Stede and Mary did make it onto the right subway car without clocking their tail. And a few days later, Mary did call.
There was no reason to be friends with them. It was far away and hard to plan where to meet and sometimes the culture clash was so hard that Faith felt it in the roots of her teeth. The four of them were just very stubborn, she thought, unwilling to let go of a spark of connection in a sea of loneliness.
Izzy never complained about heading out to the center of a part of the city that seemed to physically reject them. Just put on his cleanest t-shirts and read whatever book Stede had thrust on him so he could argue bitterly with him about it.

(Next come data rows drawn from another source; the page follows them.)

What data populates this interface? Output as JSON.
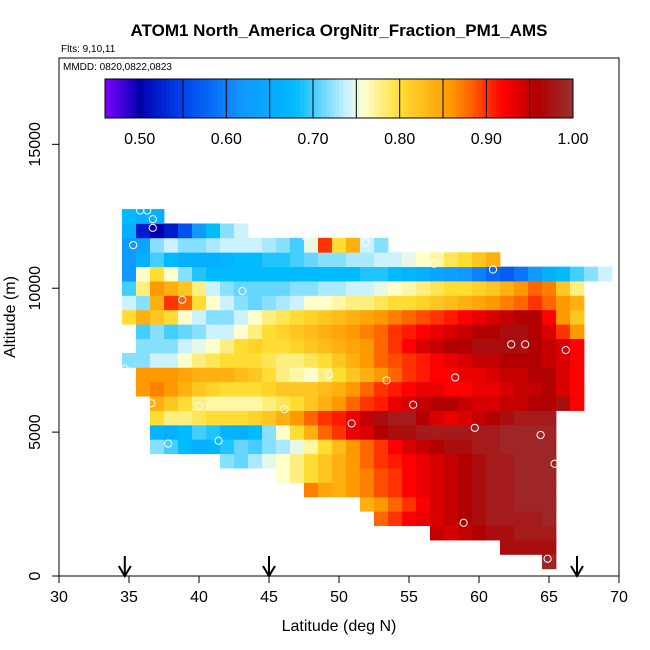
{
  "chart_data": {
    "type": "heatmap",
    "title": "ATOM1 North_America OrgNitr_Fraction_PM1_AMS",
    "flights_label": "Flts: 9,10,11",
    "dates_label": "MMDD: 0820,0822,0823",
    "xlabel": "Latitude (deg N)",
    "ylabel": "Altitude (m)",
    "xlim": [
      30,
      70
    ],
    "ylim": [
      0,
      18000
    ],
    "xticks": [
      "30",
      "35",
      "40",
      "45",
      "50",
      "55",
      "60",
      "65",
      "70"
    ],
    "xtick_values": [
      30,
      35,
      40,
      45,
      50,
      55,
      60,
      65,
      70
    ],
    "yticks": [
      "0",
      "5000",
      "10000",
      "15000"
    ],
    "ytick_values": [
      0,
      5000,
      10000,
      15000
    ],
    "colorbar": {
      "range": [
        0.46,
        1.0
      ],
      "tick_labels": [
        "0.50",
        "0.60",
        "0.70",
        "0.80",
        "0.90",
        "1.00"
      ],
      "tick_values": [
        0.5,
        0.6,
        0.7,
        0.8,
        0.9,
        1.0
      ],
      "stops": [
        "#8000ff",
        "#0000b0",
        "#0044ee",
        "#1199ff",
        "#00bbff",
        "#ccf2ff",
        "#ffffcc",
        "#ffdd33",
        "#ff9900",
        "#ff0000",
        "#b00000",
        "#993333"
      ],
      "stop_values": [
        0.46,
        0.5,
        0.55,
        0.62,
        0.68,
        0.74,
        0.76,
        0.8,
        0.86,
        0.92,
        0.96,
        1.0
      ]
    },
    "grid": {
      "lat_start": 35,
      "lat_step": 1,
      "alt_start": 500,
      "alt_step": 500
    },
    "rows": [
      {
        "alt": 500,
        "lat0": 65,
        "values": [
          0.99
        ]
      },
      {
        "alt": 1000,
        "lat0": 62,
        "values": [
          0.97,
          0.97,
          0.97,
          0.97
        ]
      },
      {
        "alt": 1500,
        "lat0": 57,
        "values": [
          0.95,
          0.94,
          0.95,
          0.96,
          0.97,
          0.97,
          0.98,
          0.98,
          0.98
        ]
      },
      {
        "alt": 2000,
        "lat0": 53,
        "values": [
          0.88,
          0.9,
          0.92,
          0.93,
          0.94,
          0.95,
          0.96,
          0.97,
          0.98,
          0.98,
          0.98,
          0.98,
          0.99
        ]
      },
      {
        "alt": 2500,
        "lat0": 52,
        "values": [
          0.84,
          0.86,
          0.88,
          0.9,
          0.92,
          0.94,
          0.95,
          0.96,
          0.97,
          0.98,
          0.98,
          0.99,
          0.99,
          0.99
        ]
      },
      {
        "alt": 3000,
        "lat0": 48,
        "values": [
          0.87,
          0.85,
          0.84,
          0.86,
          0.87,
          0.89,
          0.9,
          0.92,
          0.93,
          0.94,
          0.95,
          0.96,
          0.97,
          0.98,
          0.98,
          0.99,
          0.99,
          0.99
        ]
      },
      {
        "alt": 3500,
        "lat0": 46,
        "values": [
          0.76,
          0.78,
          0.8,
          0.82,
          0.84,
          0.86,
          0.87,
          0.89,
          0.9,
          0.92,
          0.93,
          0.94,
          0.95,
          0.96,
          0.97,
          0.98,
          0.98,
          0.99,
          0.99,
          0.99
        ]
      },
      {
        "alt": 4000,
        "lat0": 42,
        "values": [
          0.72,
          0.71,
          0.73,
          0.75,
          0.76,
          0.78,
          0.8,
          0.82,
          0.84,
          0.86,
          0.88,
          0.9,
          0.91,
          0.92,
          0.93,
          0.94,
          0.95,
          0.96,
          0.97,
          0.98,
          0.98,
          0.99,
          0.99,
          0.99
        ]
      },
      {
        "alt": 4500,
        "lat0": 37,
        "values": [
          0.72,
          0.7,
          0.68,
          0.66,
          0.67,
          0.69,
          0.71,
          0.7,
          0.72,
          0.73,
          0.75,
          0.77,
          0.8,
          0.83,
          0.86,
          0.88,
          0.9,
          0.92,
          0.94,
          0.95,
          0.96,
          0.97,
          0.97,
          0.98,
          0.98,
          0.99,
          0.99,
          0.99,
          0.99
        ]
      },
      {
        "alt": 5000,
        "lat0": 37,
        "values": [
          0.67,
          0.66,
          0.68,
          0.7,
          0.69,
          0.67,
          0.66,
          0.68,
          0.72,
          0.76,
          0.8,
          0.84,
          0.88,
          0.9,
          0.93,
          0.94,
          0.96,
          0.97,
          0.97,
          0.98,
          0.98,
          0.98,
          0.98,
          0.98,
          0.98,
          0.99,
          0.99,
          0.99,
          0.99
        ]
      },
      {
        "alt": 5500,
        "lat0": 37,
        "values": [
          0.8,
          0.78,
          0.78,
          0.79,
          0.8,
          0.8,
          0.8,
          0.81,
          0.82,
          0.84,
          0.86,
          0.88,
          0.9,
          0.91,
          0.93,
          0.95,
          0.97,
          0.98,
          0.98,
          0.96,
          0.94,
          0.93,
          0.94,
          0.95,
          0.96,
          0.97,
          0.98,
          0.98,
          0.98
        ]
      },
      {
        "alt": 6000,
        "lat0": 37,
        "values": [
          0.84,
          0.82,
          0.8,
          0.78,
          0.77,
          0.77,
          0.77,
          0.77,
          0.78,
          0.79,
          0.8,
          0.82,
          0.84,
          0.86,
          0.88,
          0.9,
          0.91,
          0.93,
          0.94,
          0.95,
          0.96,
          0.96,
          0.95,
          0.94,
          0.94,
          0.95,
          0.95,
          0.96,
          0.96,
          0.97,
          0.92
        ]
      },
      {
        "alt": 6500,
        "lat0": 36,
        "values": [
          0.86,
          0.87,
          0.86,
          0.84,
          0.82,
          0.81,
          0.8,
          0.8,
          0.8,
          0.81,
          0.82,
          0.82,
          0.82,
          0.83,
          0.84,
          0.86,
          0.88,
          0.9,
          0.91,
          0.92,
          0.93,
          0.93,
          0.92,
          0.92,
          0.93,
          0.93,
          0.94,
          0.95,
          0.95,
          0.96,
          0.94,
          0.92
        ]
      },
      {
        "alt": 7000,
        "lat0": 36,
        "values": [
          0.86,
          0.86,
          0.86,
          0.85,
          0.84,
          0.84,
          0.84,
          0.83,
          0.82,
          0.8,
          0.78,
          0.77,
          0.76,
          0.78,
          0.8,
          0.82,
          0.84,
          0.86,
          0.88,
          0.9,
          0.91,
          0.92,
          0.92,
          0.93,
          0.93,
          0.94,
          0.95,
          0.95,
          0.96,
          0.96,
          0.94,
          0.92
        ]
      },
      {
        "alt": 7500,
        "lat0": 35,
        "values": [
          0.72,
          0.72,
          0.74,
          0.74,
          0.76,
          0.78,
          0.79,
          0.8,
          0.8,
          0.8,
          0.79,
          0.78,
          0.78,
          0.79,
          0.8,
          0.82,
          0.84,
          0.86,
          0.88,
          0.89,
          0.9,
          0.91,
          0.92,
          0.93,
          0.94,
          0.95,
          0.95,
          0.96,
          0.96,
          0.96,
          0.95,
          0.94,
          0.92
        ]
      },
      {
        "alt": 8000,
        "lat0": 36,
        "values": [
          0.72,
          0.72,
          0.72,
          0.74,
          0.75,
          0.76,
          0.78,
          0.8,
          0.81,
          0.8,
          0.8,
          0.81,
          0.82,
          0.83,
          0.84,
          0.85,
          0.86,
          0.88,
          0.9,
          0.92,
          0.94,
          0.95,
          0.96,
          0.96,
          0.97,
          0.97,
          0.97,
          0.97,
          0.96,
          0.95,
          0.94,
          0.92
        ]
      },
      {
        "alt": 8500,
        "lat0": 36,
        "values": [
          0.7,
          0.72,
          0.7,
          0.71,
          0.72,
          0.74,
          0.74,
          0.76,
          0.78,
          0.8,
          0.81,
          0.82,
          0.83,
          0.84,
          0.85,
          0.86,
          0.87,
          0.88,
          0.9,
          0.91,
          0.92,
          0.93,
          0.94,
          0.95,
          0.96,
          0.96,
          0.97,
          0.97,
          0.96,
          0.94,
          0.9,
          0.86
        ]
      },
      {
        "alt": 9000,
        "lat0": 35,
        "values": [
          0.8,
          0.84,
          0.82,
          0.8,
          0.76,
          0.74,
          0.72,
          0.72,
          0.74,
          0.76,
          0.78,
          0.79,
          0.8,
          0.81,
          0.82,
          0.83,
          0.84,
          0.85,
          0.86,
          0.87,
          0.88,
          0.89,
          0.9,
          0.91,
          0.92,
          0.93,
          0.94,
          0.95,
          0.96,
          0.96,
          0.92,
          0.86,
          0.82
        ]
      },
      {
        "alt": 9500,
        "lat0": 35,
        "values": [
          0.74,
          0.72,
          0.84,
          0.9,
          0.88,
          0.8,
          0.76,
          0.74,
          0.72,
          0.71,
          0.72,
          0.73,
          0.74,
          0.76,
          0.76,
          0.77,
          0.78,
          0.78,
          0.79,
          0.8,
          0.8,
          0.81,
          0.82,
          0.83,
          0.84,
          0.85,
          0.86,
          0.87,
          0.88,
          0.9,
          0.88,
          0.86,
          0.84
        ]
      },
      {
        "alt": 10000,
        "lat0": 35,
        "values": [
          0.7,
          0.78,
          0.86,
          0.84,
          0.82,
          0.78,
          0.74,
          0.72,
          0.71,
          0.71,
          0.71,
          0.71,
          0.72,
          0.72,
          0.73,
          0.73,
          0.74,
          0.74,
          0.75,
          0.76,
          0.77,
          0.78,
          0.79,
          0.8,
          0.8,
          0.81,
          0.82,
          0.84,
          0.86,
          0.88,
          0.87,
          0.82,
          0.78
        ]
      },
      {
        "alt": 10500,
        "lat0": 35,
        "values": [
          0.62,
          0.76,
          0.8,
          0.76,
          0.72,
          0.69,
          0.68,
          0.68,
          0.68,
          0.68,
          0.68,
          0.68,
          0.68,
          0.68,
          0.68,
          0.68,
          0.68,
          0.69,
          0.69,
          0.68,
          0.67,
          0.66,
          0.64,
          0.63,
          0.62,
          0.6,
          0.58,
          0.57,
          0.59,
          0.62,
          0.66,
          0.68,
          0.7,
          0.72,
          0.74
        ]
      },
      {
        "alt": 11000,
        "lat0": 35,
        "values": [
          0.62,
          0.66,
          0.7,
          0.68,
          0.66,
          0.66,
          0.66,
          0.67,
          0.68,
          0.68,
          0.69,
          0.69,
          0.7,
          0.71,
          0.72,
          0.72,
          0.73,
          0.73,
          0.74,
          0.74,
          0.75,
          0.76,
          0.77,
          0.79,
          0.8,
          0.82,
          0.84
        ]
      },
      {
        "alt": 11500,
        "lat0": 35,
        "values": [
          0.62,
          0.64,
          0.72,
          0.74,
          0.72,
          0.72,
          0.73,
          0.74,
          0.74,
          0.74,
          0.73,
          0.72,
          0.7,
          0.75,
          0.9,
          0.8,
          0.84,
          0.74,
          0.72
        ]
      },
      {
        "alt": 12000,
        "lat0": 35,
        "values": [
          0.66,
          0.52,
          0.5,
          0.52,
          0.56,
          0.62,
          0.68,
          0.72,
          0.74
        ]
      },
      {
        "alt": 12500,
        "lat0": 35,
        "values": [
          0.68,
          0.66,
          0.66
        ]
      }
    ],
    "sample_points": [
      {
        "lat": 35.3,
        "alt": 11500
      },
      {
        "lat": 35.8,
        "alt": 12700
      },
      {
        "lat": 36.3,
        "alt": 12700
      },
      {
        "lat": 36.7,
        "alt": 12400
      },
      {
        "lat": 36.7,
        "alt": 12100
      },
      {
        "lat": 34.7,
        "alt": 7200
      },
      {
        "lat": 36.6,
        "alt": 6000
      },
      {
        "lat": 37.8,
        "alt": 4600
      },
      {
        "lat": 38.8,
        "alt": 9600
      },
      {
        "lat": 40.0,
        "alt": 5900
      },
      {
        "lat": 41.4,
        "alt": 4700
      },
      {
        "lat": 43.1,
        "alt": 9900
      },
      {
        "lat": 46.1,
        "alt": 5800
      },
      {
        "lat": 47.6,
        "alt": 11800
      },
      {
        "lat": 49.3,
        "alt": 7000
      },
      {
        "lat": 50.9,
        "alt": 5300
      },
      {
        "lat": 51.9,
        "alt": 11600
      },
      {
        "lat": 53.4,
        "alt": 6800
      },
      {
        "lat": 55.3,
        "alt": 5950
      },
      {
        "lat": 56.8,
        "alt": 10850
      },
      {
        "lat": 58.3,
        "alt": 6900
      },
      {
        "lat": 59.7,
        "alt": 5150
      },
      {
        "lat": 61.0,
        "alt": 10650
      },
      {
        "lat": 62.3,
        "alt": 8050
      },
      {
        "lat": 63.3,
        "alt": 8050
      },
      {
        "lat": 64.4,
        "alt": 4900
      },
      {
        "lat": 65.4,
        "alt": 3900
      },
      {
        "lat": 66.2,
        "alt": 7850
      },
      {
        "lat": 58.9,
        "alt": 1850
      },
      {
        "lat": 64.9,
        "alt": 600
      }
    ],
    "flight_arrows": [
      34.7,
      45.0,
      67.0
    ]
  }
}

And Faith and Mary confided so much in each other that it felt religious. Confession and care wrapped into one.
Imagine a museum, full of art. A tough kid with a shock of black hair lingering in front of a painting while a girl in a blazer tells him about the artist. On the bench in the middle of the room, a red headed girl wrapped in flannel has a textbook open as she explains equations to a boy wearing loafers and a bemused expression.
Imagine that after the museum, the tough kid teaches the kid in loafers how to climb a fence and pick a lock. They all spend a long night on a playground, telling secrets on the swings. It’s a cold night, but none of them feel it, warmed by the quickfire fellowship of a friendship that never was.